Prenatal exposure to a common pesticide has been linked to brain changes, according to an emerging study The pesticide, chlorpyrifos, which was banned in 2001 by the Environmental Protection Agency (EPA) for residential use, is still allowed for use on crops and can be sprayed in public places, said WebMD. In 2007, the Natural Resources […]
Prenatal exposure to a common pesticide has been linked to brain changes, according to an emerging study
The pesticide, chlorpyrifos, which was banned in 2001 by the Environmental Protection Agency (EPA) for residential use, is still allowed for use on crops and can be sprayed in public places, said WebMD. In 2007, the Natural Resources Defense Council (NRDC) petitioned the EPA to ban chlorpyrifos in agricultural use; the EPA is reviewing chlorpyrifos use in agriculture.

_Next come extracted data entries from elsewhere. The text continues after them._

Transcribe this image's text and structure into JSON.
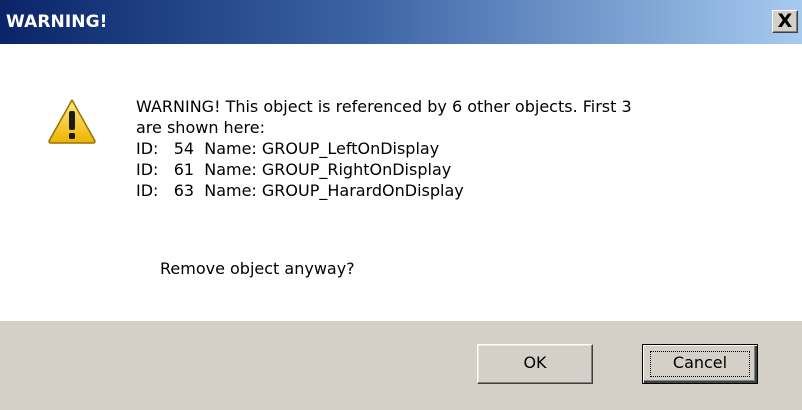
{
  "window": {
    "title": "WARNING!",
    "close_label": "X"
  },
  "icon": {
    "name": "warning-triangle-icon",
    "color": "#f5c518"
  },
  "message": {
    "lines": [
      "WARNING! This object is referenced by 6 other objects. First 3",
      "are shown here:",
      "ID:   54  Name: GROUP_LeftOnDisplay",
      "ID:   61  Name: GROUP_RightOnDisplay",
      "ID:   63  Name: GROUP_HarardOnDisplay"
    ],
    "question": "Remove object anyway?"
  },
  "buttons": {
    "ok_label": "OK",
    "cancel_label": "Cancel"
  },
  "colors": {
    "titlebar_start": "#0a246a",
    "titlebar_end": "#a6caf0",
    "footer_bg": "#d4d0c8"
  }
}
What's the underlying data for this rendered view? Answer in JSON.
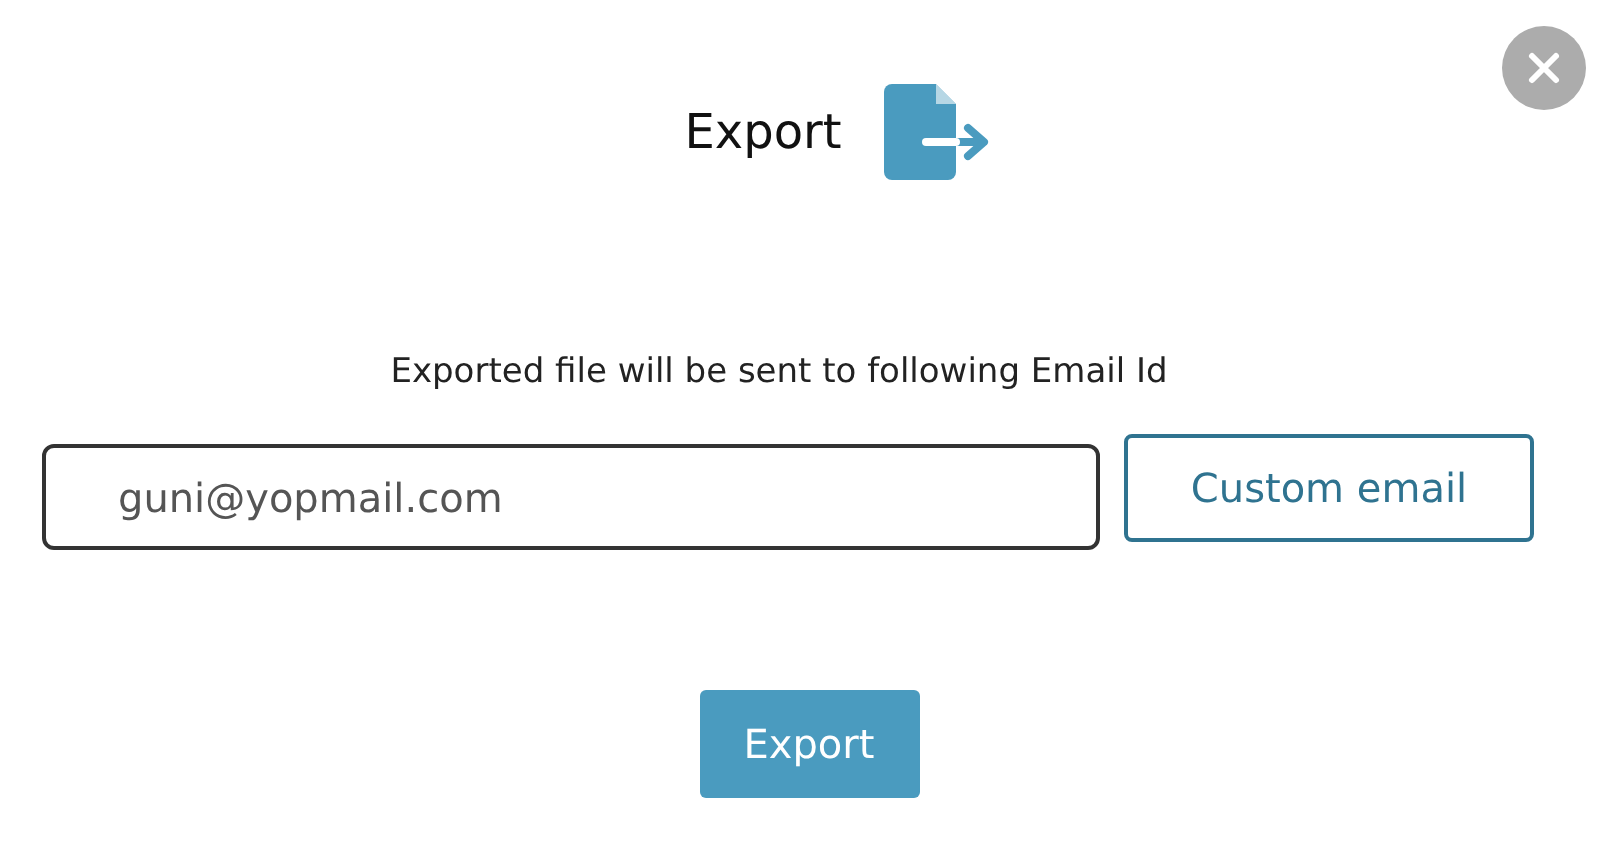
{
  "dialog": {
    "title": "Export",
    "message": "Exported file will be sent to following Email Id",
    "email_field": {
      "value": "guni@yopmail.com"
    },
    "custom_email_button": "Custom email",
    "export_button": "Export"
  }
}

Children with high exposure to chlorpyrifos suffered abnormalities in the outer area of the brain, known as the cortex, versus children with low prenatal exposure, Virginia Rauh, ScD, professor and deputy director of the Columbia Center for Children’s Environmental Health at the Mailman School of Public Health at Columbia University, told WebMD. “The cortex helps govern intelligence, personality, muscle movement, and other tasks,” WebMD explained.
“In areas of the cortex, we detected both enlarged and reduced volumes that were significantly different from the normal brain,” Rauh added. “This suggests the process of normal brain development has been disturbed in some way,” she explained to WebMD. The study appears in Proceedings of the National Academy of Sciences’ Early Edition.
Rauh’s team selected 40 children from a group of 369, following them from birth. The children were born between 1998-2001, before the household-use ban went into effect, said WebMD. Rauh sent the babies’ umbilical cord blood samples to the U.S. Centers for Disease Control and Prevention (CDC) where the pesticide levels were analyzed.
Of the 40 children selected, 20 had high prenatal exposure and, 20, low prenatal exposure. Rauh took MRIs of the children’s brains when they were six-11 years of age, said WebMD. While there was no difference in overall brain size between the two groups, the high-exposure group had enlargements in many areas and reduced volumes in other areas of the brain, said WebMD. Rauh noted that these findings mirrored those from animal studies.
Rauh’s prior studies revealed links between high pesticide exposure levels with reduced IQ and reduced working memory in children, said WebMD, which explained that the pesticide blocks an enzyme needed by pests, and people, for proper nerve functioning and belongs to a class of pesticides known as organophosphates. Symptoms of chlorpyrifos poisoning include nausea, dizziness, and confusion and can include respiratory muscle control loss and death, said the NRDC.
We’ve long written about links between pesticides and long-lasting, serious health effects. For instance, many experts believe that autism spectrum disorders (ASDs) could be due to environmental exposures and critics have blamed pesticides, among other factors. We also just wrote that a new study found an association with glyphosate, the active ingredient in Monsanto’s Roundup, and Parkinson’s disease and Parkinson’s-related brain disorders.
We also previously wrote that over the past several years, the agricultural pesticide paraquat has been linked to Parkinson’s disease, posing a risk not just to agricultural workers who toil in fields where the pesticide has been sprayed, but to the people who live in the vicinity of those fields.